Fast-forward 8 months, and it looks like Apple, not Amazon, will be the first company to a $1 trillion valuation. I take some comfort that Amazon’s stock is +55% to Apple’s 19% in 2018, but the fanboys had the right call. And in that lies a few lessons about how markets evaluate Tech stocks and equities in general. A few thoughts:
#1. Companies can be more powerful than sovereign governments. Apple is an American company that assembles its products in China. It is so successful in each country that it has avoided the fate of many American transnational companies: being a piñata in the global trade/tariff debate. While this political hedge was clearly an accident of history, it works well today.
#2. Software may eat the world, as Marc Andreessen famously said 7 years ago, but it still needs hardware. Apple actually makes physical products as its core business. That is not true of Amazon, Google, Facebook, Microsoft or any other super cap Tech name. Making physical stuff people want to buy is still a relevant business model.
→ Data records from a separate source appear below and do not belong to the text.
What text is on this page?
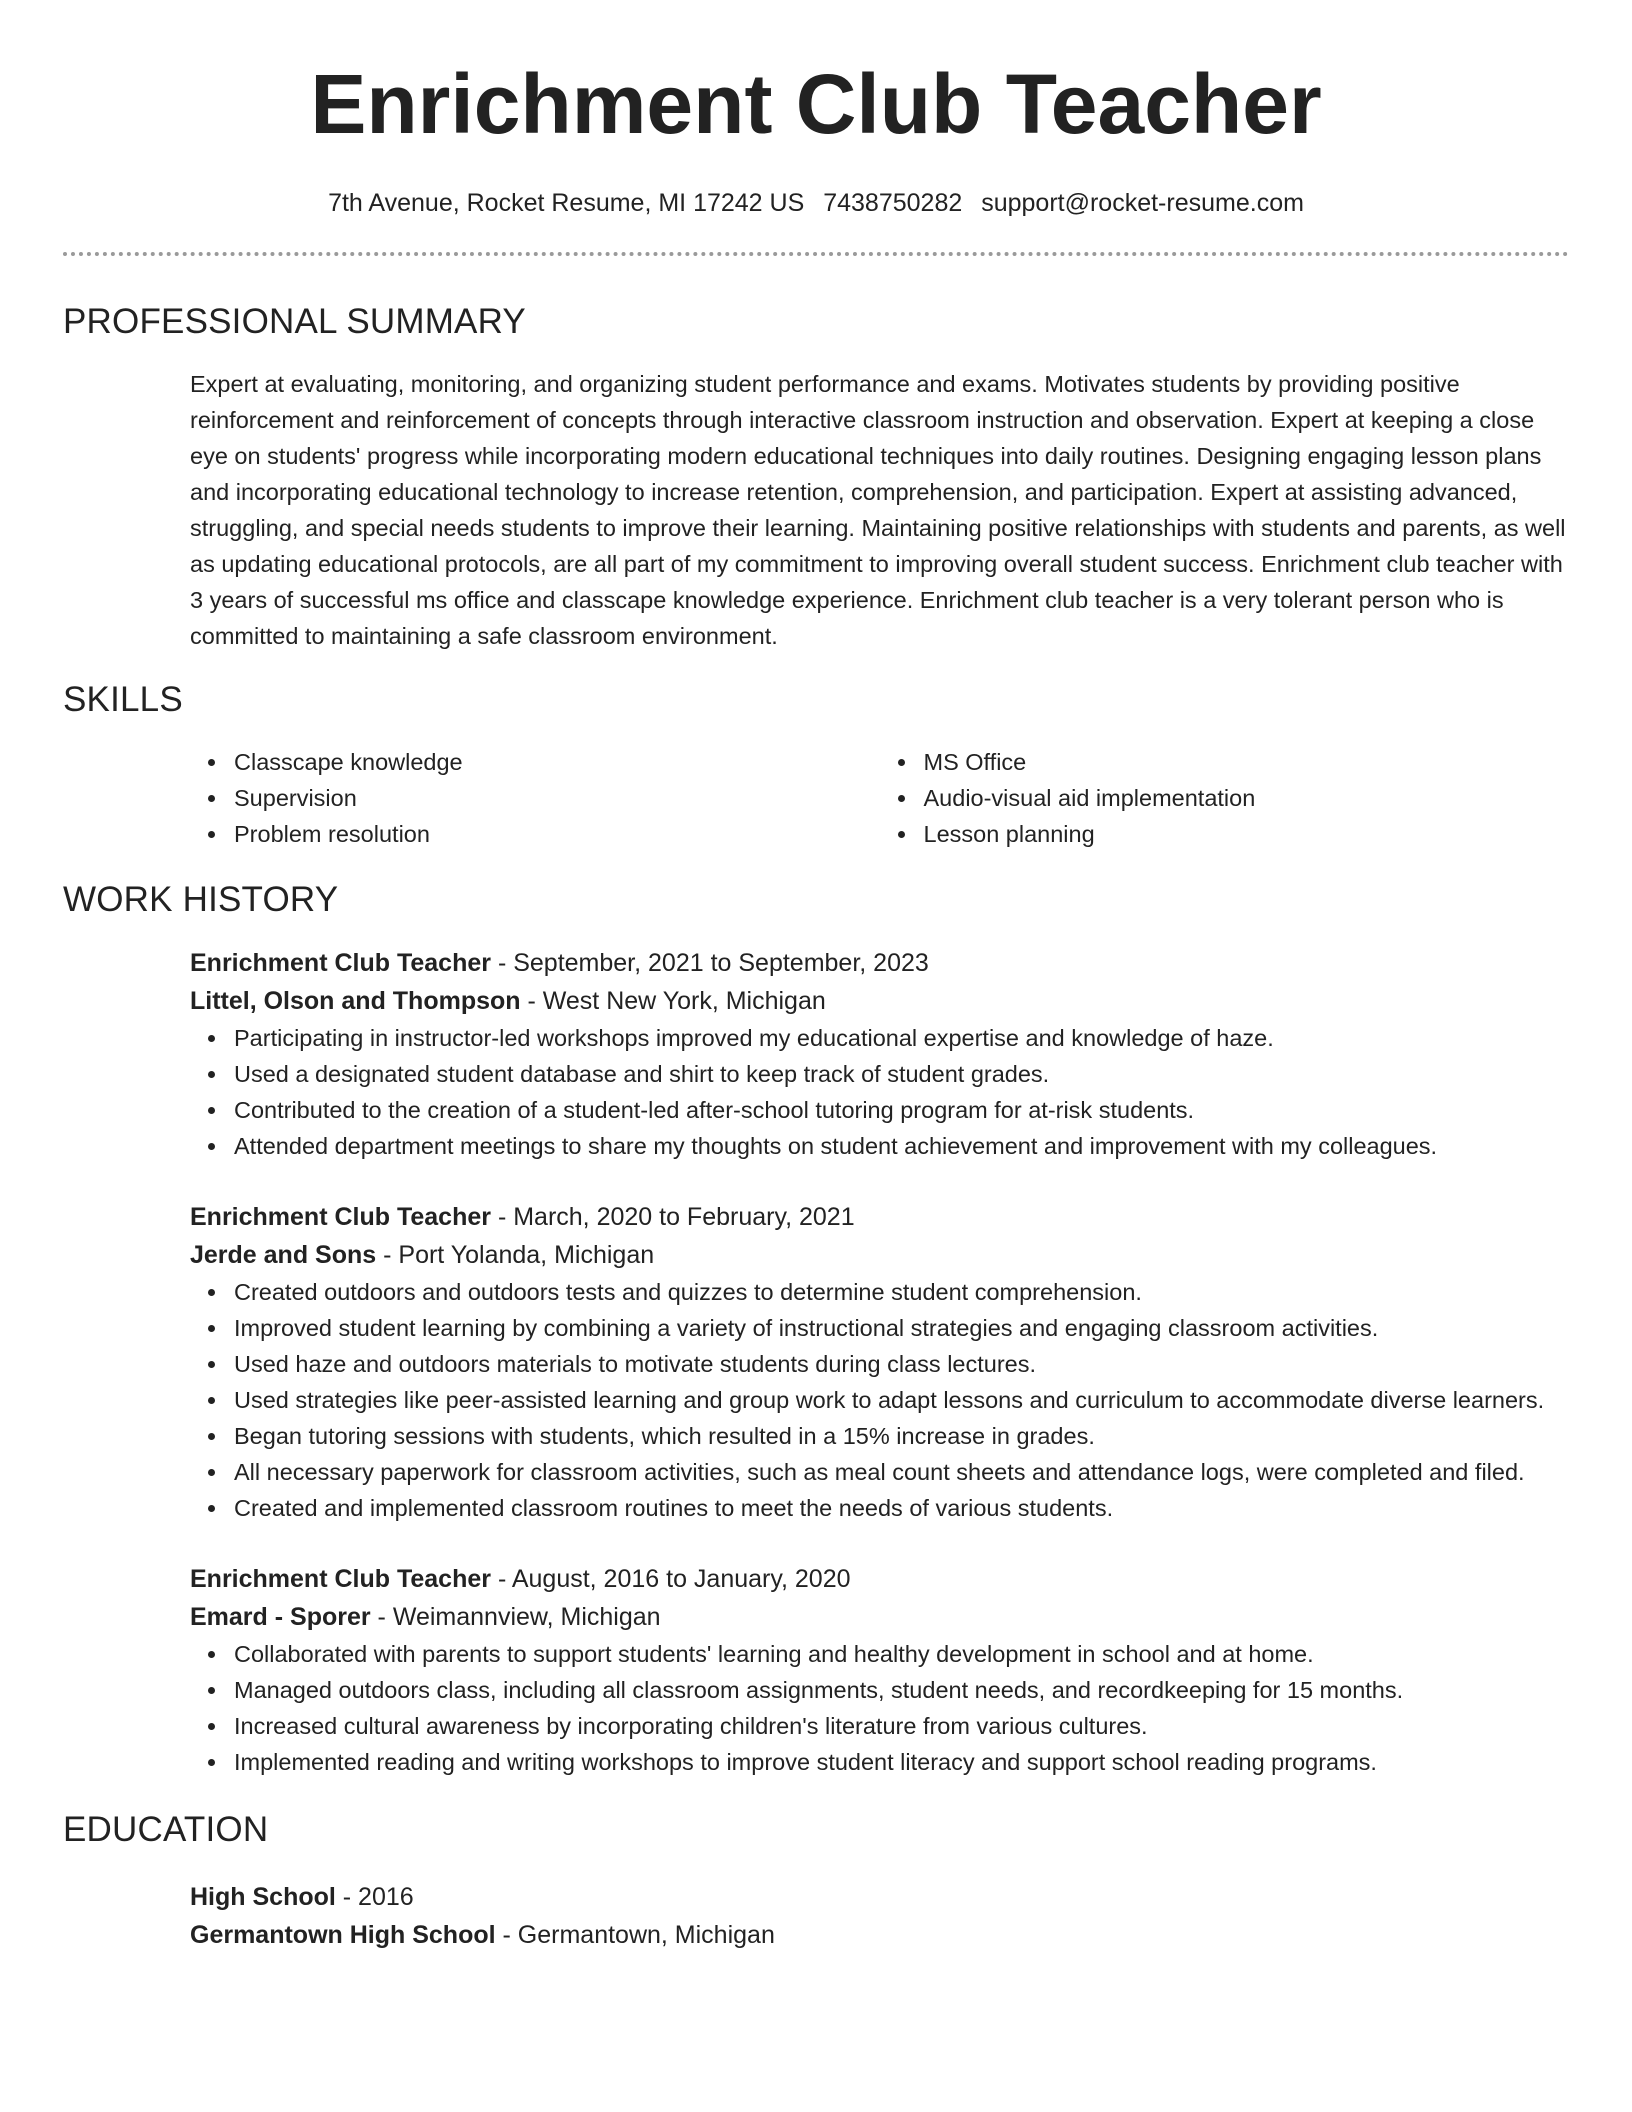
Enrichment Club Teacher
7th Avenue, Rocket Resume, MI 17242 US 7438750282 support@rocket-resume.com
PROFESSIONAL SUMMARY
Expert at evaluating, monitoring, and organizing student performance and exams. Motivates students by providing positive reinforcement and reinforcement of concepts through interactive classroom instruction and observation. Expert at keeping a close eye on students' progress while incorporating modern educational techniques into daily routines. Designing engaging lesson plans and incorporating educational technology to increase retention, comprehension, and participation. Expert at assisting advanced, struggling, and special needs students to improve their learning. Maintaining positive relationships with students and parents, as well as updating educational protocols, are all part of my commitment to improving overall student success. Enrichment club teacher with 3 years of successful ms office and classcape knowledge experience. Enrichment club teacher is a very tolerant person who is committed to maintaining a safe classroom environment.
SKILLS
Classcape knowledge
Supervision
Problem resolution
MS Office
Audio-visual aid implementation
Lesson planning
WORK HISTORY
Enrichment Club Teacher - September, 2021 to September, 2023
Littel, Olson and Thompson - West New York, Michigan
Participating in instructor-led workshops improved my educational expertise and knowledge of haze.
Used a designated student database and shirt to keep track of student grades.
Contributed to the creation of a student-led after-school tutoring program for at-risk students.
Attended department meetings to share my thoughts on student achievement and improvement with my colleagues.
Enrichment Club Teacher - March, 2020 to February, 2021
Jerde and Sons - Port Yolanda, Michigan
Created outdoors and outdoors tests and quizzes to determine student comprehension.
Improved student learning by combining a variety of instructional strategies and engaging classroom activities.
Used haze and outdoors materials to motivate students during class lectures.
Used strategies like peer-assisted learning and group work to adapt lessons and curriculum to accommodate diverse learners.
Began tutoring sessions with students, which resulted in a 15% increase in grades.
All necessary paperwork for classroom activities, such as meal count sheets and attendance logs, were completed and filed.
Created and implemented classroom routines to meet the needs of various students.
Enrichment Club Teacher - August, 2016 to January, 2020
Emard - Sporer - Weimannview, Michigan
Collaborated with parents to support students' learning and healthy development in school and at home.
Managed outdoors class, including all classroom assignments, student needs, and recordkeeping for 15 months.
Increased cultural awareness by incorporating children's literature from various cultures.
Implemented reading and writing workshops to improve student literacy and support school reading programs.
EDUCATION
High School - 2016
Germantown High School - Germantown, Michigan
#3. You don’t need a +20x price earnings multiple to get to $1 trillion valuation. It would be logical, but wrong, to think a huge valuation must stem from a sky-high PE ratio. Apple trades for 17.3x next year’s consensus estimate, even before you exclude cash. That’s barely above the market multiple of 16.7x.
#4. Management need not be iconic/visionary founders. When Steve Jobs passed away, many wondered if Apple could continue to innovate and lead. We have our answer. The iPhone will be Steve’s legacy, to be sure. But the team he put in place was able to find new ways to leverage it without his direct guidance.
#5. Respecting data privacy and security helps equity valuations. While no Tech company is immune, Apple has been able to avoid the worst of this year’s blowback on customer privacy, election meddling, and all the other negative headlines that have plagued much of Silicon Valley. Remember when Tim Cook took Uber to task for its overly intrusive app? That ethos has paid off in spades.
#6. Premium products and brands still matter. That may sound obvious, but in Tech it isn’t. If smartphone unit counts drove market cap, Samsung would be getting ready to ring the $1 trillion bell instead of Apple. The iPhone is that rare disruptive product that did not enter at the low end of the market like Amazon did with books or Google with free search. It transformed human communication with third party apps, global mobile Internet, and other services Apple didn’t have to spend a dime on. All while charging more than the competition in every market around the world.
Summing up: yes, $1 trillion is just a number. It doesn’t make Apple more or less investable. But it is a milestone, and it pays to remember the route of the journey.